![]() |
| Wakil Rektor Bidang Kemahasiswaan, Alumni, dan Kerja Sama, Dr. Joko Pramono, mengungkap target UNISRI terkait akreditasi |
WARTAJOGLO, Solo – Universitas Slamet Riyadi (Unisri) Surakarta terus berusaha mempercepat transformasi mutu menuju pendidikan tinggi berkualitas.
Dalam acara "Buka Puasa UNISRI bersama Media" pada Rabu 4 Maret 2026, Wakil Rektor Bidang Kemahasiswaan, Alumni, dan Kerja Sama, Dr. Joko Pramono, mengungkap hal penting terkait akreditasi.
Menurutnya bahwa pencapaian akreditasi "Unggul" pada sejumlah program studi menjadi modal utama universitas untuk meraih predikat tertinggi di tingkat institusi.

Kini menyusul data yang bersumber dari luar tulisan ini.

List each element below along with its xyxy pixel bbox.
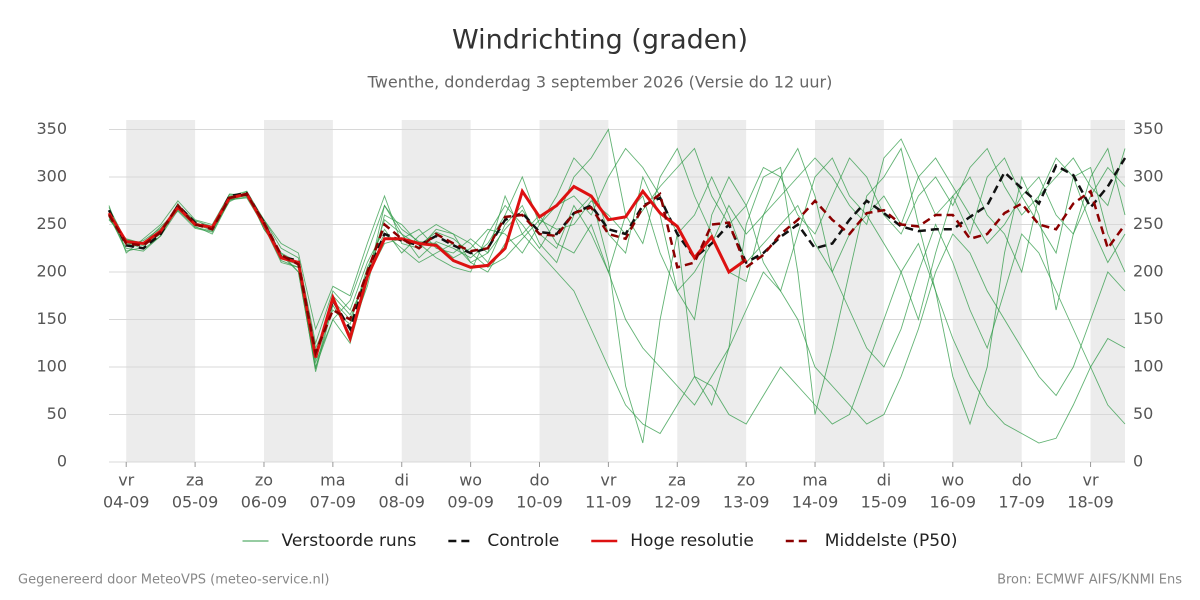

Peningkatan kualitas akademik di Unisri terbukti dengan bertambahnya daftar program studi yang berhasil meraih akreditasi Unggul, yang merupakan tingkatan tertinggi dalam sistem akreditasi perguruan tinggi di Indonesia.
Setelah sebelumnya Program Studi PPKN pada FKIP meraih predikat tersebut, kini dua program studi lainnya resmi menyusul, yaitu Program Studi Ilmu Administrasi Negara dan Program Studi Magister Administrasi Publik.
"Ini adalah capaian yang sangat membanggakan bagi kami. Predikat Unggul adalah 'kasta tertinggi'. Saat ini, Program Studi Pertanian juga sedang dalam proses re-akreditasi, dan kami optimis syarat-syarat khususnya terpenuhi untuk juga meraih predikat Unggul," ujar Joko Pramono.
Pencapaian akreditasi Unggul di tingkat program studi bukan sekadar prestasi di atas kertas.
Joko menjelaskan bahwa ini adalah langkah strategis untuk mengajukan Akreditasi Institusi Unggul.
Berdasarkan regulasi, salah satu syarat untuk mendapatkan akreditasi institusi yang Unggul adalah minimal 15% dari total program studi yang ada harus sudah berpredikat Unggul.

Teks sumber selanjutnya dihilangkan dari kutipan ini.